Ten minutes later Nurse Andrea met Nurse Michele Franster in the hall way on her way back to the Emergency Room.

"Here are the papers from the family giving Dr. Calvert permission to operate," said Nurse Michele, as she handed Andrea a stack of documents.

Andrea handed them right back and turned down another hallway, calling over her shoulder, "Add them to his existing folder, if he has one. If not, start one."

Within five minutes an orderly had wheeled John Turner into Operating Room 735. Dr. Calvert walked in and turned up the lights as he prepared for the operation. Nurse Andrea efficiently organized the operating instruments on a sterile stainless steel stand. An anesthesiologist came in and, even though the patient was still unconscious, fastened a gas mask over the his head, counted to twenty-five, removed it, and left as quickly as he had entered.

Doctor and nurse finished prepping at the same moment and turned to the patient. They fastened him to numerous machines and began the long process of open-heart surgery.

"Scalpel, please," asked Dr. Ed Calvert.

"Scalpel," said Nurse Andrea as she placed it in his hand.

"Clamp."

"Clamp."

This went on for nearly two hours as Dr. Calvert tried everything within his power to sustain his patient's life. He finally sighed. Nurse Andrea rushed to his side and clung to his arm. "Doctor, he will be fine, won't he? He can't die now!"

"Let me try one more thing, Andrea. And stop gushing," was the reply.

Five minutes later the machine that had been monitoring John's heartbeat ceased its irregular beeping and uttered one long hum. Without thinking, Andrea flicked off the machine and threw herself into Dr.
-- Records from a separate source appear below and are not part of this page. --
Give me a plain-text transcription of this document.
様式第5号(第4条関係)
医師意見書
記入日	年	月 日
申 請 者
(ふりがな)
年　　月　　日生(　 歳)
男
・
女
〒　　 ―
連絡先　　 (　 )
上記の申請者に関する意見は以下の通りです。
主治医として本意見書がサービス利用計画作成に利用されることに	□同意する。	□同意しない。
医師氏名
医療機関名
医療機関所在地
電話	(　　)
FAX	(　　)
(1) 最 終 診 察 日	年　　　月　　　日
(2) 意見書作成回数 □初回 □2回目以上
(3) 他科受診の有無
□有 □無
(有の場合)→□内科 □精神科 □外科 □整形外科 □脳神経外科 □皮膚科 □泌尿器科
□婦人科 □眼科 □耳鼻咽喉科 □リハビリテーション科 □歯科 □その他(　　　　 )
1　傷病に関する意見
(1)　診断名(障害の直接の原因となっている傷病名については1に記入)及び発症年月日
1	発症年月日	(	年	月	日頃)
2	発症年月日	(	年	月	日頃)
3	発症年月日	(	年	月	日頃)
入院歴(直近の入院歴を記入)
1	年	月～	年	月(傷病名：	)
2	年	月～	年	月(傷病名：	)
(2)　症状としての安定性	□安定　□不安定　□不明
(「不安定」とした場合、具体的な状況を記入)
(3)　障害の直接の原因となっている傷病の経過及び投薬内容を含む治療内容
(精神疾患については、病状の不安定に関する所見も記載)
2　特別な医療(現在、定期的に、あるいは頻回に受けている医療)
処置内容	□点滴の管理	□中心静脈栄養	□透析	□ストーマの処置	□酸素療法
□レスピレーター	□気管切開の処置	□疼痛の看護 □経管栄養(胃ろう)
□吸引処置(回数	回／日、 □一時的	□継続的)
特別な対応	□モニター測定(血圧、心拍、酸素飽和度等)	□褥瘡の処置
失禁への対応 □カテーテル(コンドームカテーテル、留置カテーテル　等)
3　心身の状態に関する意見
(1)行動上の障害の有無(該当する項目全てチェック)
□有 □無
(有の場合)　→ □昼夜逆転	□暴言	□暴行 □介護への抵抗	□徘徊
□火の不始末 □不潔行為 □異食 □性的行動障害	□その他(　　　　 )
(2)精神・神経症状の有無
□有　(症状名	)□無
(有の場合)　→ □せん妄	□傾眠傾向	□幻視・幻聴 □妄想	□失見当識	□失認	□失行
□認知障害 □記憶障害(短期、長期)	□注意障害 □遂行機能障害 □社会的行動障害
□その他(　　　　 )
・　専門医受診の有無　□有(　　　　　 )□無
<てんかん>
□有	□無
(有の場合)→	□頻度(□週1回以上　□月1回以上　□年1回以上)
Calvert's arms. She started weeping. Dr. Calvert stroked her hair as he murmured, "We did all we could, Andrea. We did all we could."

Wordlessly, Andrea placed a white sheet over the corpse's body, flipped off the lights, and she walked out of the operating room with Dr. Calvert's arm around her shoulders.

Once they reached the Emergency Room, Andrea wiped the tears from her face, took a deep breath, and walked into the waiting room to tell the family the heart-wrenching news.

As she walked into the waiting room, the entire Turner family stood up and turned towards her. One young woman rushed over to her and tearfully said, "I'm John's fiancé. He's dead, isn't he?"

Silently, Andrea nodded her head and the two clutched each other and wept.